By AFP     Feb 4, 2019 in World

The United Nations will not join any group of nations promoting initiatives to resolve the crisis in Venezuela, the UN chief said Monday, indicating he will not attend a meeting in Uruguay this week of several countries.

Mexico and Uruguay had hoped that UN Secretary-General Antonio Guterres would attend a conference in Montevideo on Thursday aimed at promoting dialogue between Venezuela's self-proclaimed president Juan Guaido and leader Nicolas Maduro.

"The UN secretariat has decided not to be part of any of these groups in order to give credibility to our continued offer of good offices to the parties to be able at their request to help find a political solution," Guterres told reporters.

Guaido has won backing from the United States, European powers including France, Germany and Spain, Canada, Australia and a dozen Latin American countries to take over the leadership, but Russia and China continue to support Maduro.

The global split over Venezuela has left the United Nations in a quandary and Guterres' comments suggested that the world body would remain on the sidelines for now.

Mexico and Uruguay have not recognized Guaido, the head of the National Assembly who declared himself acting president on January 23 in place of Maduro.

A group of Latin American and European states are to hold their first meeting of a contact group in Montevideo on Thursday.

The contact group comprises the EU and eight of its member states -- France, Britain, Germany, Italy, the Netherlands, Portugal, Spain and Sweden -- and four Latin American countries: Bolivia, Costa Rica, Ecuador and Uruguay.

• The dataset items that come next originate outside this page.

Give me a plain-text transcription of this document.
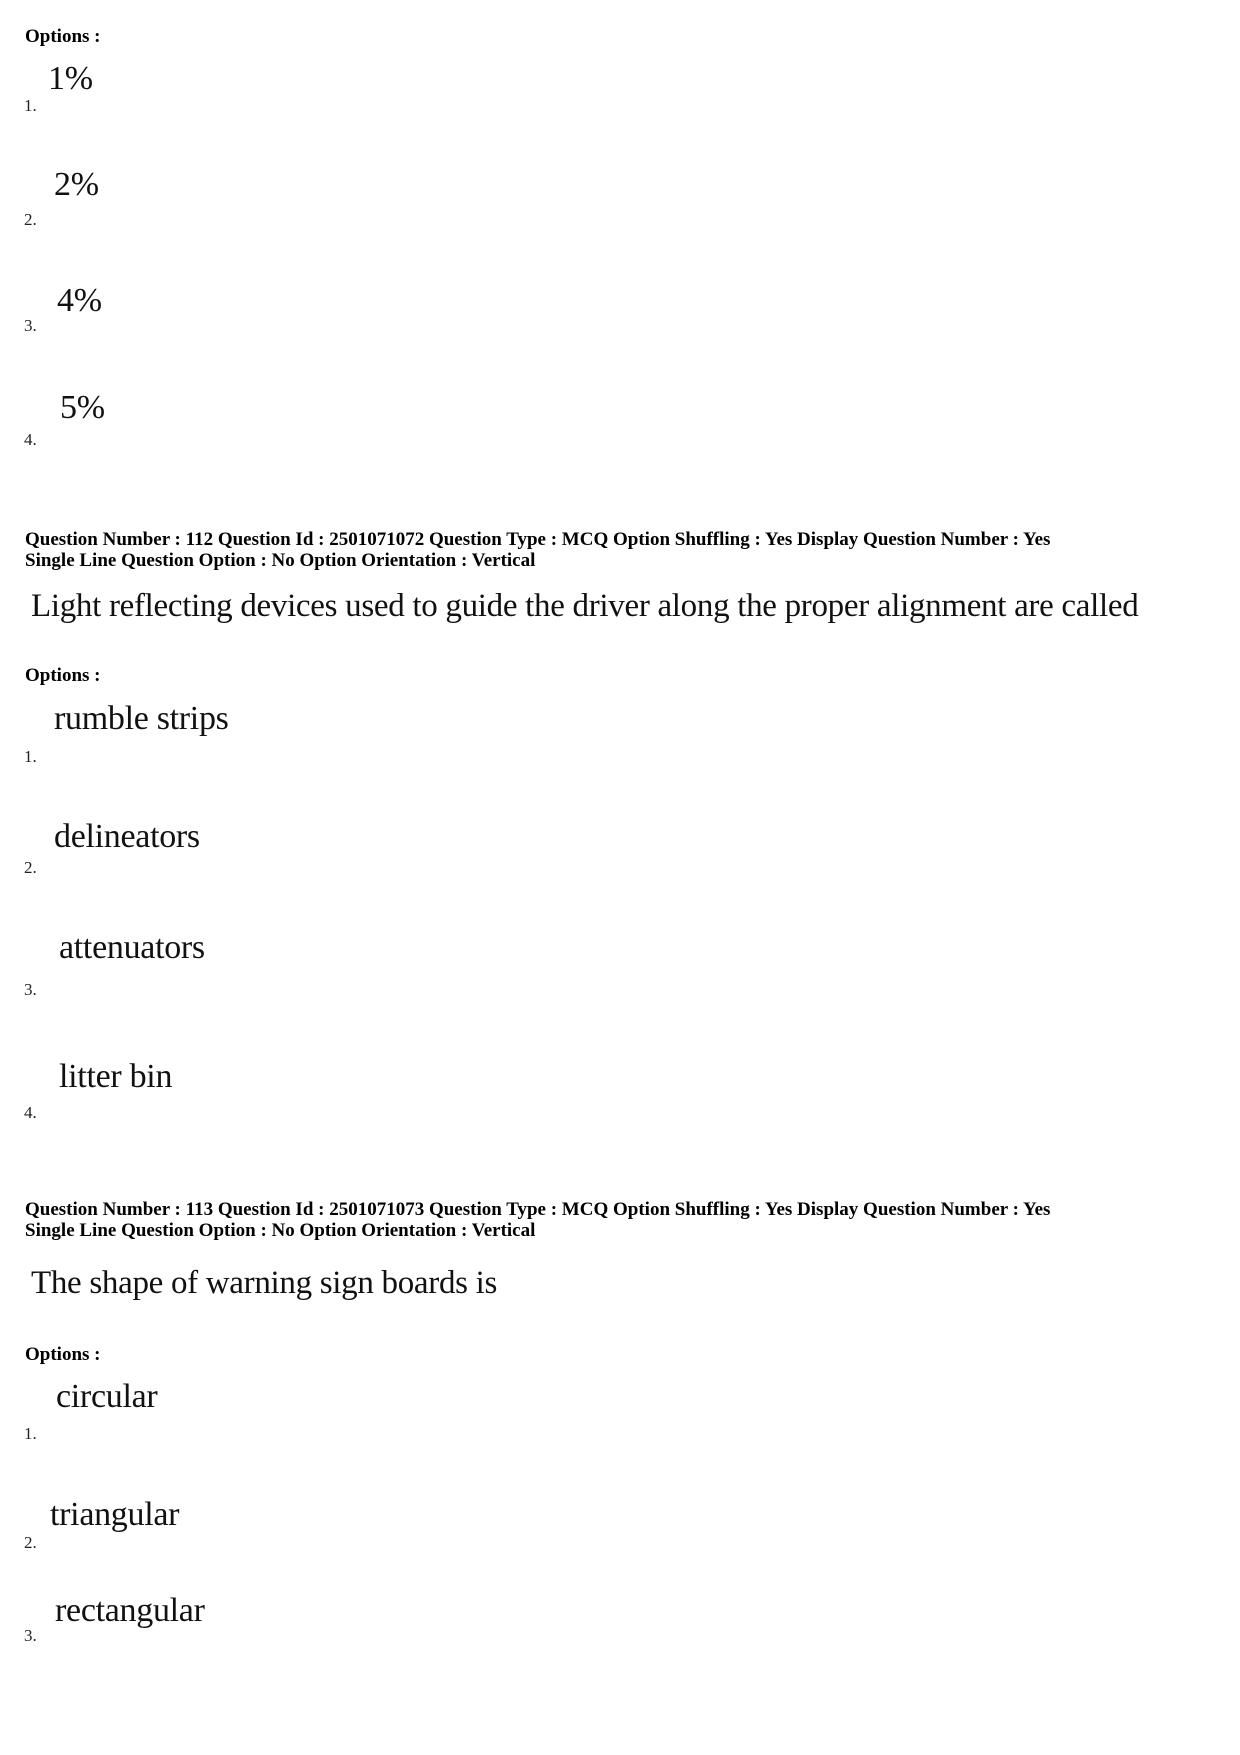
Options :
1%
1.
2%
2.
4%
3.
5%
4.
Question Number : 112 Question Id : 2501071072 Question Type : MCQ Option Shuffling : Yes Display Question Number : Yes
Single Line Question Option : No Option Orientation : Vertical
Light reflecting devices used to guide the driver along the proper alignment are called
Options :
rumble strips
1.
delineators
2.
attenuators
3.
litter bin
4.
Question Number : 113 Question Id : 2501071073 Question Type : MCQ Option Shuffling : Yes Display Question Number : Yes
Single Line Question Option : No Option Orientation : Vertical
The shape of warning sign boards is
Options :
circular
1.
triangular
2.
rectangular
3.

Guterres said he was following the crisis in Venezuela "with a lot of concern," adding that he had discussed the various initiatives put forward with the countries involved.

The UN chief met with Mexico's ambassador to the United Nations Juan Jose Gomez Camacho last week who said the Montevideo conference was to "offer a chance for dialogue to all parties involved."

Venezuela has suffered an economic meltdown marked by hyperinflation and shortages of basic necessities that the opposition blames on the Maduro government.

Millions have been left in poverty, while 2.3 million more have fled the country, unleashing a migration crisis in South America.